→ Architecting and Building a Data Lake with 1M+ Companies
• Designed a data lake with lambda architecture to extract business insights from the data of 1M+ companies.
• Designed the data governance (lineage, catalog and audit) using Apache Atlas and the data security management with Kerberos, Sentry, roles in Hive, and ACL policies.
• Generated the data in avro and parquet formats with snappy compression.
• Managed the physical servers (configuration, temperature, adding/exchanging parts), O.S. (network, users) and also the applications using YARN, Docker, Docker-Compose.
• Improved the efficiency of queries by 48 times faster compared to the transactional environment.
• Tech Stack: Oracle Exadata, Cloudera, Hadoop
→ Creating a Multi-Tenant Environment for Data Scientists
• Designed and built a multi-tenant data analysis and modeling environment where users could perform analysis directly in the cluster without the need to install and configure libraries or Jobs Spark.
• Tech Stack: JupyterHub, Spark, YARN, Docker, Kerberos, Ansible
→ Architecting and Building a Data Warehouse with 300 TB+
• Builds multiple pipelines for daily data ingestion and processing.
• Automated creation of DB, tables, partitions and statistics update.
• Managed 300 TB+ on Hive/Impala.
• Achieved the objective of performing accounting analyses with a monthly volume of data in a few minutes, which was not possible before.

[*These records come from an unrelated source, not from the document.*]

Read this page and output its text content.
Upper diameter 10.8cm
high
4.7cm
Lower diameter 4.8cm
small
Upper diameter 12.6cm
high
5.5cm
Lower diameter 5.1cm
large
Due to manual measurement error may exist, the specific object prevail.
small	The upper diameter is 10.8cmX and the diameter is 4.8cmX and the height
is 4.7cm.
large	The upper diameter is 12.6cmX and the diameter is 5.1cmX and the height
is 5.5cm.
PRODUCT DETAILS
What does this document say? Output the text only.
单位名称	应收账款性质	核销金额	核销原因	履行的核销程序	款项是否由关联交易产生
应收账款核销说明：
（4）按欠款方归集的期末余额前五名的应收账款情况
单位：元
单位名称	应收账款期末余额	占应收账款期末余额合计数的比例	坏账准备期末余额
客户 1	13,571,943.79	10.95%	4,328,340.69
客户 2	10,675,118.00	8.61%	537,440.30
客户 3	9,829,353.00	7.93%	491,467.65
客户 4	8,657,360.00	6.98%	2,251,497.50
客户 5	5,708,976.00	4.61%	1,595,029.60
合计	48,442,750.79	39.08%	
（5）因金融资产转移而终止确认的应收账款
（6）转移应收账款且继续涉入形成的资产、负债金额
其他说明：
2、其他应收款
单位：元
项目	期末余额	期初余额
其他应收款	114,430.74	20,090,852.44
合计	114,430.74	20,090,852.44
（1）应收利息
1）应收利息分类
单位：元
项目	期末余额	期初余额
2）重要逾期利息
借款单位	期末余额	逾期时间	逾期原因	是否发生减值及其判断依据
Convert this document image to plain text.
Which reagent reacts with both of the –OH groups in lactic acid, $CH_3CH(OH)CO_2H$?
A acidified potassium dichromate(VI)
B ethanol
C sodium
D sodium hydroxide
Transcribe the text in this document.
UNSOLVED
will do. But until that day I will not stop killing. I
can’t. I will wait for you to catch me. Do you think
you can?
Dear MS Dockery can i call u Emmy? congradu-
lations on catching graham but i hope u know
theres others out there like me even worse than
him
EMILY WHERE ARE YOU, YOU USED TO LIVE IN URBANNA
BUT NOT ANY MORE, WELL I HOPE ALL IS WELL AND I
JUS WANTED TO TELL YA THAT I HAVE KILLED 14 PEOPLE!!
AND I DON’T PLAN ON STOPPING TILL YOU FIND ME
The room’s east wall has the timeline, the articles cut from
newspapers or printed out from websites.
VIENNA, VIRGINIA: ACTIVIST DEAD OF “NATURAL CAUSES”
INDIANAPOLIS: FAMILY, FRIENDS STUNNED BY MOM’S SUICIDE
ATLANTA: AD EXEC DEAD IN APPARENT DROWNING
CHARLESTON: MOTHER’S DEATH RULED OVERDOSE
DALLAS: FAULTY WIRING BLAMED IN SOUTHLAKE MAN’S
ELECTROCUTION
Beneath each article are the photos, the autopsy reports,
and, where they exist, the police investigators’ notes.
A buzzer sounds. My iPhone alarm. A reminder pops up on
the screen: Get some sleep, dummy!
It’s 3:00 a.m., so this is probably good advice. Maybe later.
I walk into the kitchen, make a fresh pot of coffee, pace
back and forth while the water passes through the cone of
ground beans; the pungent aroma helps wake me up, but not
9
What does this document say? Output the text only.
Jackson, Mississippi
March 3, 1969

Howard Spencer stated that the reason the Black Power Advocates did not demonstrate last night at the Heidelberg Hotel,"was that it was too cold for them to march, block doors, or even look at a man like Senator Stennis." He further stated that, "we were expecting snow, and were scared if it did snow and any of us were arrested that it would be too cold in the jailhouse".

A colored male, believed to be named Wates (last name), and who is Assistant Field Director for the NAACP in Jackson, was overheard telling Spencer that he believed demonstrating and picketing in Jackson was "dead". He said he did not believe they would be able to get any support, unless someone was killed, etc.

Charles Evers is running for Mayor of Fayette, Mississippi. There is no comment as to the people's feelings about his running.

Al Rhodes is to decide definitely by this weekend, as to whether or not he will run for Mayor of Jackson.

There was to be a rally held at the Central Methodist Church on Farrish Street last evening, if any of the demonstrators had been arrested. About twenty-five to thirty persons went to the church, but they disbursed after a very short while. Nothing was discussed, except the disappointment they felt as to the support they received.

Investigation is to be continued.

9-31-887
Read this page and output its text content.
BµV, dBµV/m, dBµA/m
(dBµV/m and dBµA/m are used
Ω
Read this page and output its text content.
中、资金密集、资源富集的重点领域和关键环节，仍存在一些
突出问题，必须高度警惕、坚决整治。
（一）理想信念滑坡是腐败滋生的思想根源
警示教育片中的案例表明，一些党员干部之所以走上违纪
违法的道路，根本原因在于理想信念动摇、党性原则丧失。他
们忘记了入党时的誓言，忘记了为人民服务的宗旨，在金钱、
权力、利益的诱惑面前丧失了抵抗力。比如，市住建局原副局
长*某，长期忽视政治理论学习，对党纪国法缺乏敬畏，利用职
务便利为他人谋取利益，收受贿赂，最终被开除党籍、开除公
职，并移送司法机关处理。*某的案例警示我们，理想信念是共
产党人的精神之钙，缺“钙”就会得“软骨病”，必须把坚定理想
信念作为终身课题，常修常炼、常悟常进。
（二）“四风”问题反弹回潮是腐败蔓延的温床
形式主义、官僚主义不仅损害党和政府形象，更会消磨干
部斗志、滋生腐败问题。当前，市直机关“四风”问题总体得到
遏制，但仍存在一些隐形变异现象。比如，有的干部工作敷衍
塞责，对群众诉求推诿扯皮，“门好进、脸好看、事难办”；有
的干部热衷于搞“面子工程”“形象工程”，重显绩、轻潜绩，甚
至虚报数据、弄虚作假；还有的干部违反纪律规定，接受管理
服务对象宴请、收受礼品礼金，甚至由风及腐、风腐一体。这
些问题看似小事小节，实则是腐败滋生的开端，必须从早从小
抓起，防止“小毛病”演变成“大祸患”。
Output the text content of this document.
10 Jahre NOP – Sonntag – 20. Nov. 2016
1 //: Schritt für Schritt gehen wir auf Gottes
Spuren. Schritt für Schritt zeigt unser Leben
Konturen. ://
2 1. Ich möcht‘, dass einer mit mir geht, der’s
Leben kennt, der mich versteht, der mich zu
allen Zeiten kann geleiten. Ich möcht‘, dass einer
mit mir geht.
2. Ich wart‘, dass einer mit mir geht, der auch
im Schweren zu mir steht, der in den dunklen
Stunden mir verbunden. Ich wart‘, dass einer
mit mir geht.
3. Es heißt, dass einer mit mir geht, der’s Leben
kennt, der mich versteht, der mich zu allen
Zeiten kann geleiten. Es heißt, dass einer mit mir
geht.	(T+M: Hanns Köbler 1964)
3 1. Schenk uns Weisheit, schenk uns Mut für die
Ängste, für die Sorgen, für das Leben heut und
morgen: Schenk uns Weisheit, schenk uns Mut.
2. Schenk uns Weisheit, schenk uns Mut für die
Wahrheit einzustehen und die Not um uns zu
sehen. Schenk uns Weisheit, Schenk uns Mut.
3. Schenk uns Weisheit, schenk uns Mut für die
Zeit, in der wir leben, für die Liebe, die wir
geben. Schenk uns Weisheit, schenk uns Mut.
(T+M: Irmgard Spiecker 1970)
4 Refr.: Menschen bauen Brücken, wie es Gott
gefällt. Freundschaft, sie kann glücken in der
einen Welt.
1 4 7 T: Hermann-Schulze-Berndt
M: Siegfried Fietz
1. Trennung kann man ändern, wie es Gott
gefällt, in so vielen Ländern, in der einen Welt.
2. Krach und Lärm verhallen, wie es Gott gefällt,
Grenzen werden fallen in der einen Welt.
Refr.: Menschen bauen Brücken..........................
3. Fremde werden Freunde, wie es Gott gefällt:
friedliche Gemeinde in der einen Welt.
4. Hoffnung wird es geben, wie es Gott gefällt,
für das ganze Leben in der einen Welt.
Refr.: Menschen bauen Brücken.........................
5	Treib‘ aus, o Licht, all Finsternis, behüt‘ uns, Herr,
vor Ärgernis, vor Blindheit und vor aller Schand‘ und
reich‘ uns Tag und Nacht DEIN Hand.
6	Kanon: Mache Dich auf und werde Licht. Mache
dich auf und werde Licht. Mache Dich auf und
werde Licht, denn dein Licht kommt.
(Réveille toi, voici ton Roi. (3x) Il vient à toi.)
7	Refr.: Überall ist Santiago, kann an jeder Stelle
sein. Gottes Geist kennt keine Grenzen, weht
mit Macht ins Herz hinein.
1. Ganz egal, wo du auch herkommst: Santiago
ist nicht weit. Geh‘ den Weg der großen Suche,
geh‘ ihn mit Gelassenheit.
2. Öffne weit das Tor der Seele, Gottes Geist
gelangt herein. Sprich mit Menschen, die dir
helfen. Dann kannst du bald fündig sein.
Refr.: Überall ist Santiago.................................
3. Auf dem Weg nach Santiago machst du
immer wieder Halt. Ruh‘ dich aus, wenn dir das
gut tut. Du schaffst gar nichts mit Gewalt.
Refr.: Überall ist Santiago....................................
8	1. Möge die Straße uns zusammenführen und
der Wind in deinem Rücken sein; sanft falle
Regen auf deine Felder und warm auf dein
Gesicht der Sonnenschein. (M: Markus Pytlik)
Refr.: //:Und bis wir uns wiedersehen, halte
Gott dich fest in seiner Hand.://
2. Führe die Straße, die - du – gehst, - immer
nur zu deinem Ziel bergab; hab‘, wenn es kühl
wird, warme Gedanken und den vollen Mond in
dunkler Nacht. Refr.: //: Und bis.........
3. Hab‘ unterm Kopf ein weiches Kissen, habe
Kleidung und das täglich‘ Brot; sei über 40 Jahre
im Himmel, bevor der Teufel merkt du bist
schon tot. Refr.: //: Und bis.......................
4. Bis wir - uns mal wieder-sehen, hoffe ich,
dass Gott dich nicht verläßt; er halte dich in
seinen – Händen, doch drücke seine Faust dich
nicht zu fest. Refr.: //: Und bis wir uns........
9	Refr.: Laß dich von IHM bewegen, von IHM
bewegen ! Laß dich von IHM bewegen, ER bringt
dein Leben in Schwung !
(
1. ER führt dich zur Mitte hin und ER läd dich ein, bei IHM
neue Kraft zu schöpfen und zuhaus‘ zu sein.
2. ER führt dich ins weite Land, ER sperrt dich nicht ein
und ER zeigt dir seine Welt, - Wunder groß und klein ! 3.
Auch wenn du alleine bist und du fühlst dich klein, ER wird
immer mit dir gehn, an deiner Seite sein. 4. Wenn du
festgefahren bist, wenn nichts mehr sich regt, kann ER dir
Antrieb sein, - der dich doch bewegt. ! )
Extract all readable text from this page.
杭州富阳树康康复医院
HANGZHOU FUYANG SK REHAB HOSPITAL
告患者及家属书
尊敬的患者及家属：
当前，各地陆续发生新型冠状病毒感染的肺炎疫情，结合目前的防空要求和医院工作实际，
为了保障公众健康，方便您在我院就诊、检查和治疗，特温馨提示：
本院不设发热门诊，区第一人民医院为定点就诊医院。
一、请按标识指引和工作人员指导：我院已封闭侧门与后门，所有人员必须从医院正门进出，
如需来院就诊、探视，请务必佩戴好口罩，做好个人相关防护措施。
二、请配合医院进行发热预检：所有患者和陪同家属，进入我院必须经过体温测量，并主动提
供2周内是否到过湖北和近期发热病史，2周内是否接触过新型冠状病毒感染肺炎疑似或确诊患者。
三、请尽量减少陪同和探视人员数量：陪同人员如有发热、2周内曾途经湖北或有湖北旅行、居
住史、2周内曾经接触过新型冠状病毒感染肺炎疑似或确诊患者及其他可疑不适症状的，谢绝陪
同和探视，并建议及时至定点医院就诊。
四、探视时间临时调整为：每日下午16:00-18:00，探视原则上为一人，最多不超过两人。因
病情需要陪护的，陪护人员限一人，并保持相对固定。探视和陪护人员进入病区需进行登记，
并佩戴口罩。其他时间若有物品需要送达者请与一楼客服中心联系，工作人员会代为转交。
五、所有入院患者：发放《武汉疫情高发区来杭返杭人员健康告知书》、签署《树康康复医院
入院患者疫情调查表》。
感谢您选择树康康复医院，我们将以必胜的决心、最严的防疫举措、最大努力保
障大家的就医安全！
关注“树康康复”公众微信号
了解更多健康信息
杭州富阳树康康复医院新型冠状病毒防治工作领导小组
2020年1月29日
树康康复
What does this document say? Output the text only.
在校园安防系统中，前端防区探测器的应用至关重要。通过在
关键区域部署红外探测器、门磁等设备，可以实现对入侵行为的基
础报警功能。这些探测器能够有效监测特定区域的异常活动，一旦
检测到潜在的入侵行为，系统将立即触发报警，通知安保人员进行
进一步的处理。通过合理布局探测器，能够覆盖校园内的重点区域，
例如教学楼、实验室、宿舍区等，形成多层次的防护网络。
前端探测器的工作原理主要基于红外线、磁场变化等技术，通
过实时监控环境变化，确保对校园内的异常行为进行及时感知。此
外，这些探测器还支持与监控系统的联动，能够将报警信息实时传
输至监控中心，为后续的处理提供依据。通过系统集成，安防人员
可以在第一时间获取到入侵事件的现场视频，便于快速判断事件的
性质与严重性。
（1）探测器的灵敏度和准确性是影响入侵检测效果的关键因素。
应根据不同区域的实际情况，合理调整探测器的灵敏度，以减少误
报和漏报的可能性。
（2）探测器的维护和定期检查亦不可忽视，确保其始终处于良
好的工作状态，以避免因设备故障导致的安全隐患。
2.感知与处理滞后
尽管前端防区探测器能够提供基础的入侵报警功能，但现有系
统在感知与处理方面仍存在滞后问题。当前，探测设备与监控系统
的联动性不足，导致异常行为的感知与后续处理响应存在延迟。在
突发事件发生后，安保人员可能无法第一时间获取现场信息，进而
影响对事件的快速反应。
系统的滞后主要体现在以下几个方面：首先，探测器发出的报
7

• Tech Stack: HDFS, Hive, Impala, YARN, HUE, Pyspark, Airflow
→ Data Pipeline Optimization from 30 Days Latency to < 4 Hours
• Developed a framework in Python, using Object-Oriented Programming and Template Method design pattern, to ingest and process more than 300k records/day.
• Architected data movement between tasks using Redis.
• Framework optimized from 30 days latency to < 4 hours.
• Tech Stack: Postgres, Oracle 19c, Airflow, Pytest, Pyspark, Celery, Arrow, Hive, Impala, HDFS, YARN, Docker, Azure DevOps, Ansible.